Si l’enseignant désapprouve l’usage du terme au sens strict, il ne nie pas qu’il y a en France « des formes de ségrégation sociale et raciale. » Il en conclut, en affirmant qu’ « il y a une cécité française sur les réalités sociales. »
Dans sa plaidoirie, il démontre : « Quand les gens sont discriminés pour des raisons de pauvreté, ils finissent par organiser une sorte de contre-monde. » En cela, le professeur me donne à penser aux mouvements altermondialistes qui s’opposent avec véhémence aux Forums de Davos, en Suisse. D’un côté, les nantis qui s’organisent pour défendre leurs acquis afin de s’enrichir davantage ; de l’autre, les déshérités, écrasés, qui affûtent leurs réflexes de survie.
En France, ce combat est réel. Il ne s’y traduit pas seulement en termes matérialistes, mais aussi par la différence de couleur de peau que l’on désigne par le mot « racisme ». Un « gros mot » que tout le monde évite subtilement de prononcer… puisque il est grossier, par essence. A la place, on préfère utiliser un « euphémisme » élégant. Pourtant, Camus pensait que « mal nommer les choses, c’est ajouter au malheur du monde. » Un chat, c’est un chat.
Le professeur Lapeyronnie n’a pas dérogé à la règle. Pour contourner la difficulté, il a plutôt employé l’expression « ségrégation raciale » qui, sur le plan sémantique, fait glisser le sens en l’atténuant. Mais la formule qu’il propose, en guise de solution, est sans équivoque. N’épousant pas la thèse de la « mixité sociale », l’enseignant affirme : « Si on ne peut pas vivre ensemble dans le même quartier, on peut le faire dans une même société . » N’est-ce pas là de l’ « apartheid ? »

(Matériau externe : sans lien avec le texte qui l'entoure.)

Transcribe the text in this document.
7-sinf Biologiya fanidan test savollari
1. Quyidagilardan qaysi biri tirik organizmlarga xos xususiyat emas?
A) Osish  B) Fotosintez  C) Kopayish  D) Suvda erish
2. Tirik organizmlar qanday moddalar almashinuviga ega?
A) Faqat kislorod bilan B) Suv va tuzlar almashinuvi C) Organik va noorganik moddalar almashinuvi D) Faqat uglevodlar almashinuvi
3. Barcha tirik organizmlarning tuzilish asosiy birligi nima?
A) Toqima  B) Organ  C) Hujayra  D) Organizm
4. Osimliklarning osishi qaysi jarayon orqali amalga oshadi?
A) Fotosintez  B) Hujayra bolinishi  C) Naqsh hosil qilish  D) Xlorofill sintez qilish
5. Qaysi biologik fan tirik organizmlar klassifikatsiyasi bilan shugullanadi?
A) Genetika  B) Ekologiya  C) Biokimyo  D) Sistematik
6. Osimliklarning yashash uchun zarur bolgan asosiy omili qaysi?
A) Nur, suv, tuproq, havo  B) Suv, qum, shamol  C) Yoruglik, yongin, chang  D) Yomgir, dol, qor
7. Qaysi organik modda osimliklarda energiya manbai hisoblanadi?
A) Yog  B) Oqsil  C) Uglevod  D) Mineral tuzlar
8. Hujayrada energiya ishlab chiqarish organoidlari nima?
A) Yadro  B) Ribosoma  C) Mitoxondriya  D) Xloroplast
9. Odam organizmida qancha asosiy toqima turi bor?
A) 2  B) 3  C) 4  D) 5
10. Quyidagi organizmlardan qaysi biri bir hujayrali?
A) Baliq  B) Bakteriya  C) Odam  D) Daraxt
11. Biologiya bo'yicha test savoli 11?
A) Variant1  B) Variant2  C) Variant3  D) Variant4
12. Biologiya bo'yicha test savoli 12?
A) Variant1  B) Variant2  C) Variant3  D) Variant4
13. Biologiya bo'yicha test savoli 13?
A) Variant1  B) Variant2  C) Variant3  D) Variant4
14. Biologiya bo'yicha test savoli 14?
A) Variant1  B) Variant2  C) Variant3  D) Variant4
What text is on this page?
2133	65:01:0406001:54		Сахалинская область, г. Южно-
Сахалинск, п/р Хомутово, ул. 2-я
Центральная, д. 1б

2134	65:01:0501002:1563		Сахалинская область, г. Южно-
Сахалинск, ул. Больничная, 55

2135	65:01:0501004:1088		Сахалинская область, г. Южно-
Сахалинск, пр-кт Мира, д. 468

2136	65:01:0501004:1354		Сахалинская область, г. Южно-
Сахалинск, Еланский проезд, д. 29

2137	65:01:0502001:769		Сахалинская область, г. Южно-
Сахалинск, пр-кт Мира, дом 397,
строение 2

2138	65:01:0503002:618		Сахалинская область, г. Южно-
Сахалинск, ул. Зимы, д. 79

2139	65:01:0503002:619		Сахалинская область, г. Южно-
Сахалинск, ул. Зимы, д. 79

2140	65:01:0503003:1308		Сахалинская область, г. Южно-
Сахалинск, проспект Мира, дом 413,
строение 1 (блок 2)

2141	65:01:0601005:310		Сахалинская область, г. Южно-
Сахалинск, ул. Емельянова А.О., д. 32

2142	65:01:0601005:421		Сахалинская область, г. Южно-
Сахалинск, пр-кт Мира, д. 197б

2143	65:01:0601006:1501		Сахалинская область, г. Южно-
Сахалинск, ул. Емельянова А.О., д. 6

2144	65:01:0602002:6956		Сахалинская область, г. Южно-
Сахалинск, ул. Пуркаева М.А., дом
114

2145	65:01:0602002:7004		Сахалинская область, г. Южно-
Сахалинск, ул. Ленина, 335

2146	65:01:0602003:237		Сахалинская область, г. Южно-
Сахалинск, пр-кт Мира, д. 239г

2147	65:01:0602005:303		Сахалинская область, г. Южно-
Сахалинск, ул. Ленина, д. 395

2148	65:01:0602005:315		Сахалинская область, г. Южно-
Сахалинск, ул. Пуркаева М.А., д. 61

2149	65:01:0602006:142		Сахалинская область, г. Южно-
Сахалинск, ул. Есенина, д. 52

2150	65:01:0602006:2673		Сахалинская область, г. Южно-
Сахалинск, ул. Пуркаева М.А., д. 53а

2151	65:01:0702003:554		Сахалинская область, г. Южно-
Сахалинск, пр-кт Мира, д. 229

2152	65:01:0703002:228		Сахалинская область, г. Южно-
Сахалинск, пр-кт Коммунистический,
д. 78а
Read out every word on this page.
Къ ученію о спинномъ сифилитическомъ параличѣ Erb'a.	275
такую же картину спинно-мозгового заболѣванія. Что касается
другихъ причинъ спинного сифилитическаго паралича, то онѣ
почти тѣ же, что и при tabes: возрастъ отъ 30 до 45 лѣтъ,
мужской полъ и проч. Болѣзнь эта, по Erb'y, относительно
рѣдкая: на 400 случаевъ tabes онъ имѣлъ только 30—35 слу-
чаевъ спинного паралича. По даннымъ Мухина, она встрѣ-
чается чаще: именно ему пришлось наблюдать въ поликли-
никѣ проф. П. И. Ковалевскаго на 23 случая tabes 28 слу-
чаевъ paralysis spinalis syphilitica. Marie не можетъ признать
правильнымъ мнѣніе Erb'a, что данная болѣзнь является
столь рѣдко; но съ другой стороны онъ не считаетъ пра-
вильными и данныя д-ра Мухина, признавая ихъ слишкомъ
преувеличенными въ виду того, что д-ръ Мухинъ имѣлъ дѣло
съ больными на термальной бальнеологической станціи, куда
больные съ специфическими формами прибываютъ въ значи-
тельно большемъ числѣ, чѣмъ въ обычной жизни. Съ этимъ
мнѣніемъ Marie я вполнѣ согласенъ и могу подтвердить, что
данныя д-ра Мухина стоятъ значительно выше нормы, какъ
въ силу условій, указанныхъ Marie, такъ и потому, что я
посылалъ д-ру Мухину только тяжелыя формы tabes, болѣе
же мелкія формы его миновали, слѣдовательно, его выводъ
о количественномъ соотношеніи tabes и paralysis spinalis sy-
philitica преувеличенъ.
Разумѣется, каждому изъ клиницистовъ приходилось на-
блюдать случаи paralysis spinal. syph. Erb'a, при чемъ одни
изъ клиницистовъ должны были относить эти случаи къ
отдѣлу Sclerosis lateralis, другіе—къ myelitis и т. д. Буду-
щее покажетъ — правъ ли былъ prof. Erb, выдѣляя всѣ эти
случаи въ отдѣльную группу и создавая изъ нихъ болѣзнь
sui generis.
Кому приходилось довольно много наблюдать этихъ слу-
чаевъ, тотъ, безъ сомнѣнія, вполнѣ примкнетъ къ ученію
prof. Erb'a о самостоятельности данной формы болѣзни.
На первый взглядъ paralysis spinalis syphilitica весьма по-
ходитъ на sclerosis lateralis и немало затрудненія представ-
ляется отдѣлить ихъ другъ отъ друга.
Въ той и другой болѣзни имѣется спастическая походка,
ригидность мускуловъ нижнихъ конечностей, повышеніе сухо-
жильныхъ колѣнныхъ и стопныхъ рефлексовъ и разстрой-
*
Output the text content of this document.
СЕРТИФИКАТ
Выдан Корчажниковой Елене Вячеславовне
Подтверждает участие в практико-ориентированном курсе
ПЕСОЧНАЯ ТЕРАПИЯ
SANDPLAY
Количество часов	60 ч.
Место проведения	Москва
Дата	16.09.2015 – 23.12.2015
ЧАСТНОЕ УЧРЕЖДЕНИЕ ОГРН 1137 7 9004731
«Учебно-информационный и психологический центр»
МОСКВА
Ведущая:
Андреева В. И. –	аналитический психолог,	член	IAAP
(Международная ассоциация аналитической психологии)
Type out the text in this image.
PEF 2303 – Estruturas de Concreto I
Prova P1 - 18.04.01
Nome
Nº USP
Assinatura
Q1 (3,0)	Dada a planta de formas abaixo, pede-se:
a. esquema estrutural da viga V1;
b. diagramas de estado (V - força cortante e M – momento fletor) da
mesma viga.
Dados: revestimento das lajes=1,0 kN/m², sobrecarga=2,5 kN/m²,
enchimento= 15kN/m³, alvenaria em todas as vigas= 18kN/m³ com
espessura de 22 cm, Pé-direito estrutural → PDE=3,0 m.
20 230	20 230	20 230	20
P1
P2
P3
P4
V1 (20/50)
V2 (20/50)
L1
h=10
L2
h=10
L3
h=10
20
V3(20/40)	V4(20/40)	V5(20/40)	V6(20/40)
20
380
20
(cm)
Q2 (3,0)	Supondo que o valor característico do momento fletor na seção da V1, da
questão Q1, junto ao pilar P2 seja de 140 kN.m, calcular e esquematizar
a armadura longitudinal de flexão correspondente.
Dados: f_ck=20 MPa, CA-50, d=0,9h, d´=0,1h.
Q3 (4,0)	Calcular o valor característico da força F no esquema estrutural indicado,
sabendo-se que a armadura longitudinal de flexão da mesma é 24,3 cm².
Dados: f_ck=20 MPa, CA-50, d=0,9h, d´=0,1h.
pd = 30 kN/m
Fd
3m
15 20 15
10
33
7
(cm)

Qu’est-ce que l’ « apartheid », sinon le fait de séparer les races, les castes dans leur espace résidentiel ? Le modèle est sud-africain : Blancs d’un côté, Noirs, Indiens et métis de l’autre. En France, Blancs d’un côté, Noirs, Arabes, et Blancs pauvres (assimilés), de l’autre… selon la proposition du professeur sociologue. C’est bonnet blanc et blanc bonnet.
La solution n’est pas dans la « séparation », mais plutôt dans l’ « élimination » des préjugés. C’est le poison. La solution est dans l’unité tant mentale que dans celle qui rapproche les gens dans la vie pratique de tous les jours, où les inégalités sont atténuées. Or, « Il est plus facile de désagréger un atome qu’un préjugé », disait Einstein. Mais, tout est possible, à travers l’éducation et la volonté de fraterniser … si un jour, la France des « Lumières » le veut.